Tale educazione al conformismo da un lato, all'ossessione del successo materiale personale dall'altro, ha prodotto così due conseguenze nefaste per il tessuto sociale. Anzitutto, la tendenza all'omologazione e all'adeguamento agli stereotipi calati ex machina prima dal pensiero unico televisivo, poi dai molti pensieri dominanti, tanto fluidi quanto dogmatici, che si fanno spazio sulle reti sociali, agevolando la capacità dei modelli trasmessidi incidere sulla dimensione relazionale concreta dell'uomo, persino sulla percezione della propria corporeità.
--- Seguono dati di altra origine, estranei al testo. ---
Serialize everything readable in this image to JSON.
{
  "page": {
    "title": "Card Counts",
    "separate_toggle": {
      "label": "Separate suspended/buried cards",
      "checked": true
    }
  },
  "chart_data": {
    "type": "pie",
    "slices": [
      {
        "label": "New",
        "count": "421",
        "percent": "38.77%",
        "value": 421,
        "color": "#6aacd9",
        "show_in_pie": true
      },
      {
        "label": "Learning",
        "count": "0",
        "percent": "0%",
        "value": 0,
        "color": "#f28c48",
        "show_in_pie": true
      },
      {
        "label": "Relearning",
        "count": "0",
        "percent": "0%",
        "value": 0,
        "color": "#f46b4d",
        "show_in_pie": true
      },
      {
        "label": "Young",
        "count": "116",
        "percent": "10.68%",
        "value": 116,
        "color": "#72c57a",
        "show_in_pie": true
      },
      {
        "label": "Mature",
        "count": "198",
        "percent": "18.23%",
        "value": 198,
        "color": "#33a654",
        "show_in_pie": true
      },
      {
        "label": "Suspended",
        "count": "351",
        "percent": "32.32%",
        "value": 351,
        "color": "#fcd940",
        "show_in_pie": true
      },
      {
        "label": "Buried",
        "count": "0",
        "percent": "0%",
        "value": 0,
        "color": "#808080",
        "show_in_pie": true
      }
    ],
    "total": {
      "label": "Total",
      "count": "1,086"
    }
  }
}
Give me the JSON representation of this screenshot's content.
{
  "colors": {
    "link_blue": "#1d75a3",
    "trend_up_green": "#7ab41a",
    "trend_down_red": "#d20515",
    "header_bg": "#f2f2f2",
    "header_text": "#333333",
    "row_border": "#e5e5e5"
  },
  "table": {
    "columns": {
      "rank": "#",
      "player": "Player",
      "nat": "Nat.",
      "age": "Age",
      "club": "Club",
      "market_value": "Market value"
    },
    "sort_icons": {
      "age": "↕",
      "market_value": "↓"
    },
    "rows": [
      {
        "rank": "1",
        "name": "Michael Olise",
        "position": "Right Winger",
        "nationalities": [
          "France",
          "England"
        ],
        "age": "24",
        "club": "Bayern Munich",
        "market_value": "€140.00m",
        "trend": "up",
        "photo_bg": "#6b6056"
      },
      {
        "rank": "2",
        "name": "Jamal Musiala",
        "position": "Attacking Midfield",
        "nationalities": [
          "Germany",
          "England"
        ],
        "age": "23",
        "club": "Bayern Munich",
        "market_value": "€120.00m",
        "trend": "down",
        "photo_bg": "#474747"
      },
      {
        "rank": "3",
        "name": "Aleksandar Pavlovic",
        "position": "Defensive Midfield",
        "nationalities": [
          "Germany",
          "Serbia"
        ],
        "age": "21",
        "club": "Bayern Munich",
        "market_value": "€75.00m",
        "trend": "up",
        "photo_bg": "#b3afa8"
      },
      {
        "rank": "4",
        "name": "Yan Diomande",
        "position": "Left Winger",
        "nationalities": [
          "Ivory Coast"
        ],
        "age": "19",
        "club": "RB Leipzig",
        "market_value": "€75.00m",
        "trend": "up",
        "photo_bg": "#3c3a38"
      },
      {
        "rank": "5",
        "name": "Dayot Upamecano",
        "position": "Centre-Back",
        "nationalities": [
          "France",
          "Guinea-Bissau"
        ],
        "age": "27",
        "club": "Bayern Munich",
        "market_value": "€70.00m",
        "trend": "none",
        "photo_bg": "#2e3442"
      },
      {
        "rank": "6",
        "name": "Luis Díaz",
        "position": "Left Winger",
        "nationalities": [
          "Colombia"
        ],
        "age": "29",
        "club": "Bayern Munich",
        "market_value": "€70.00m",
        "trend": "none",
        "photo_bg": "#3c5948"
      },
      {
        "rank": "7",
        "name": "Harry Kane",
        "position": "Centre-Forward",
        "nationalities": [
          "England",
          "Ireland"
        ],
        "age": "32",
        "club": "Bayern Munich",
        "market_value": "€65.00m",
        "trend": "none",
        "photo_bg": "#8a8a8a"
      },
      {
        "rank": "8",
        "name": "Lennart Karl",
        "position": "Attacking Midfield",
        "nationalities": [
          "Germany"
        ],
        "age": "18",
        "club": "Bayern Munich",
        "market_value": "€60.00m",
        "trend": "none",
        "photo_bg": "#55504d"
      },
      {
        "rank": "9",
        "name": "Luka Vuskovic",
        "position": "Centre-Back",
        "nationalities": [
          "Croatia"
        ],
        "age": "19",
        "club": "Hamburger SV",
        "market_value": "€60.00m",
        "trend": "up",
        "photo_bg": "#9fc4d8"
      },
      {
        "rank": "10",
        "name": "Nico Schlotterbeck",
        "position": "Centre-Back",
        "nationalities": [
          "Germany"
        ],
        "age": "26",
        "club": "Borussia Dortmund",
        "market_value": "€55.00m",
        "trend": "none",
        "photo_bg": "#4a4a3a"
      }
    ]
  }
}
In secondo luogo, nelle fasi di crisi economico-finanziaria, il mito dell'uomo nuovo che si arricchisce di materiale grazie alle proprie capacità e al libero mercato si è sgretolato di fronte all'impoverimento delle classi medie e alla possibilità di scalata sociale . Inoltre, mentre i modelli trasmessi dallo schermo televisivo si adattano sempre ricondurre a riferimenti concreti precisi e pressoché univoci, dai molteplici schermi e dispositivi che consentono l'accesso al webspesso non è possibile neppure, è mediocre, rintracciare le fonti. Un aspetto, quest'ultimo, che ha spianato la via alla perdita pressoché totale del senso della collettività in individui ormai privati ​​della capacità di elaborare il proprio dissenso in una prospettiva di successo a breve termine o in un progetto politico-sociale alternativo. Di conseguenza, alla frustrazione che questa privazione implica si tende a cercare uno sfogo, o meglio una sublimazione, nelle interazioni sulla Rete , dove la ricerca di visibilità è troppo spesso l'unico obiettivo della diffusione di contenuti.

L'era digitale ha dunque indotto una sovrapposizione totale tra realtà fisica e realtà virtuale, come avviene, in atto, nella realtà aumentata. Con il trasferimento di parti sempre maggiori dell'attività lavorativa e del tempo libero privato su dispositivi elettronici connessi alla Rete , dove si svolge anche la quasi totalità del dibattito politico pubblico, ognuno è la fonte di azione politica. Quest'ultima, infatti, non richiede più la gestione dello spazio fisico della piazza, ma l'abilità di manipolare lo spazio virtuale della Rete catturando l'attenzione degli utenti , suscitando l'interesse dei consumatori e istigando i componenti irrazionali della coscienza. Le possibilità sempre maggiori di pubblicare contenuti sul web e di intervenire su argomenti più disparati, a prescindere da quanto e come si è acquisito il grado di conoscenza sufficiente a con cognizione di causa, hanno dato all'individuo comune un senso di onnipotenza che ne il sogno americano aveva saputo dare. Perché sogni e illusioni, che possono infrangersi sulla realtà fisica, in quella virtuale sembrano sempre a portata di clic.